Hacker News new | ask | show | jobs
by ynbl_ 1350 days ago
a waf doesnt stop 99%. updating software does that. wafs are bad. stop using them.

imagine a blog with a comments section with a check box that says "bypass security check". if you click this, the admin scolds you saying "how dare you try and bypass security" and bans you. if you _dont_ click it, the admin laughs at you when you complain about too many captchas because "all you had to do was click the check box", idiot. either case can happen depending on which ideology the admin so happens to follow. thats the problem with wafs, they are ideological and opinion based but at the protocol level (but most wafs are such low quality that accidentally typing ' can get your ip banned).

1 comments

WAFs can be used poorly, but zero of my experience with them aligns with your complaints.

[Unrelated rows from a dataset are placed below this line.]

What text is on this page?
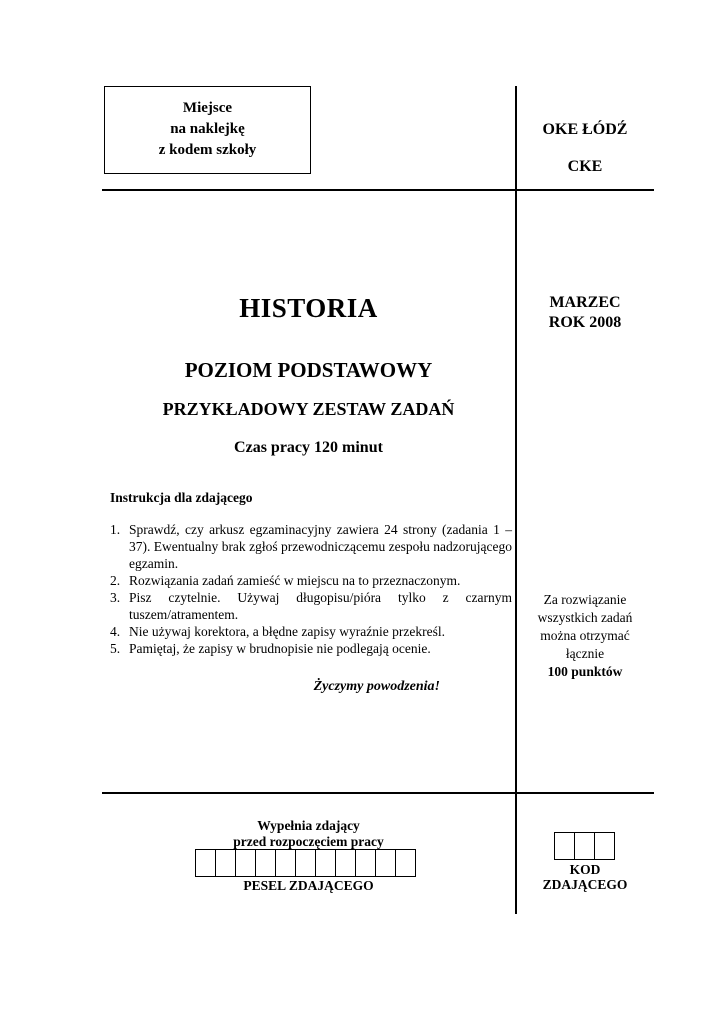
Miejsce
na naklejkę
z kodem szkoły
OKE ŁÓDŹ
CKE
HISTORIA
POZIOM PODSTAWOWY
PRZYKŁADOWY ZESTAW ZADAŃ
Czas pracy 120 minut
MARZEC
ROK 2008
Instrukcja dla zdającego
1. Sprawdź, czy arkusz egzaminacyjny zawiera 24 strony (zadania 1 – 37). Ewentualny brak zgłoś przewodniczącemu zespołu nadzorującego egzamin.
2. Rozwiązania zadań zamieść w miejscu na to przeznaczonym.
3. Pisz czytelnie. Używaj długopisu/pióra tylko z czarnym tuszem/atramentem.
4. Nie używaj korektora, a błędne zapisy wyraźnie przekreśl.
5. Pamiętaj, że zapisy w brudnopisie nie podlegają ocenie.
Życzymy powodzenia!
Za rozwiązanie
wszystkich zadań
można otrzymać
łącznie
100 punktów
Wypełnia zdający
przed rozpoczęciem pracy
PESEL ZDAJĄCEGO
KOD
ZDAJĄCEGO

If "WAF" bothers you, call it ingress/egress filtering (at the content level instead of packet level) instead.

but its not comparable to egress filtering _at all_
OK, sure. The WAF does ingress filtering though. It's useful, and ingress filtering is what we were talking about.

In my architecture, the same services also perform egress filtering. It's also useful, but not the WAF or the topic of conversation.

I think people get upset about the term "WAF". It's just a new label for the longstanding practice of upper-layer ingress filtering (i.e. DPI and reverse-proxy filtering). But it's often a dedicated service now, so it needs a name of some kind.

A poorly-configured WAF breaks things, just like a poorly-configured (any other network service).